*Researchers at the Federal Institute of Technology (EPFL) in Lausanne, Switzerland, demonstrated a light-based 3D printing method that is 30 times faster than traditional additive manufacturing *. Due to the use of light curing resin, objects that usually take 10 minutes to manufacture can be produced in 20 seconds.
Ordinary 3D printing is to paste material on the substrate and allow (or cause) it to solidify, while the light-based process initiated by EPFL in 2017 adopts a completely different method and is much faster.
"We pour the resin into a container and rotate it. Then we irradiate the container at different angles and solidify the resin where the energy accumulated in the resin exceeds a certain level. This is a very accurate method that can produce objects at the same resolution as existing 3D printing technology," said Christophe Moser, a professor at the EPFL applied photon equipment laboratory
Making things in this way is very fast - it takes only a few seconds, not a few minutes. Another advantage is that users can print shapes with complex hollow parts without using the support structure of a tablet printer.

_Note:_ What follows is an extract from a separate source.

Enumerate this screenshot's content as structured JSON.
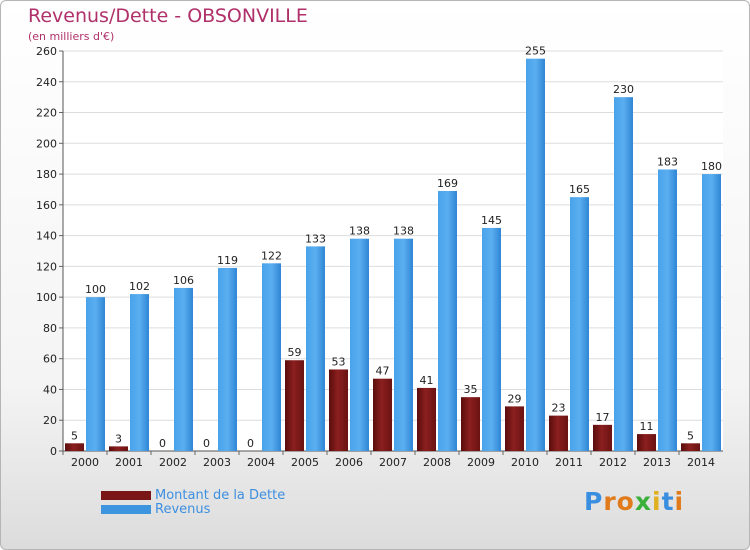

So far, the problem with this technology is that it can only use transparent resin - because anything with a little color, such as the opaque resin used to make artificial arteries in the biomedical industry, will bend and distort when light passes, resulting in a sharp decline in resolution and some printed objects that look quite sad.
But in a new study released this week, Moser and his team demonstrated a technique that allows the use of opaque resins to calculate the path of light through the resin by using a camera behind the resin. After analyzing the passing light, the team was able to create a distortion correction algorithm and apply it to print instructions while the machine was running so that the correct energy reached each point.
The team said that the resulting opaque resin printing is still very fast. The team produced a small print Yoda in about 20 seconds. Their resolution is almost the same as that of transparent resin, about one tenth of a millimeter. The team is now working to improve the resolution by 100 times, with the goal of micron accuracy.
The study was published in advanced science 》Open access in magazines.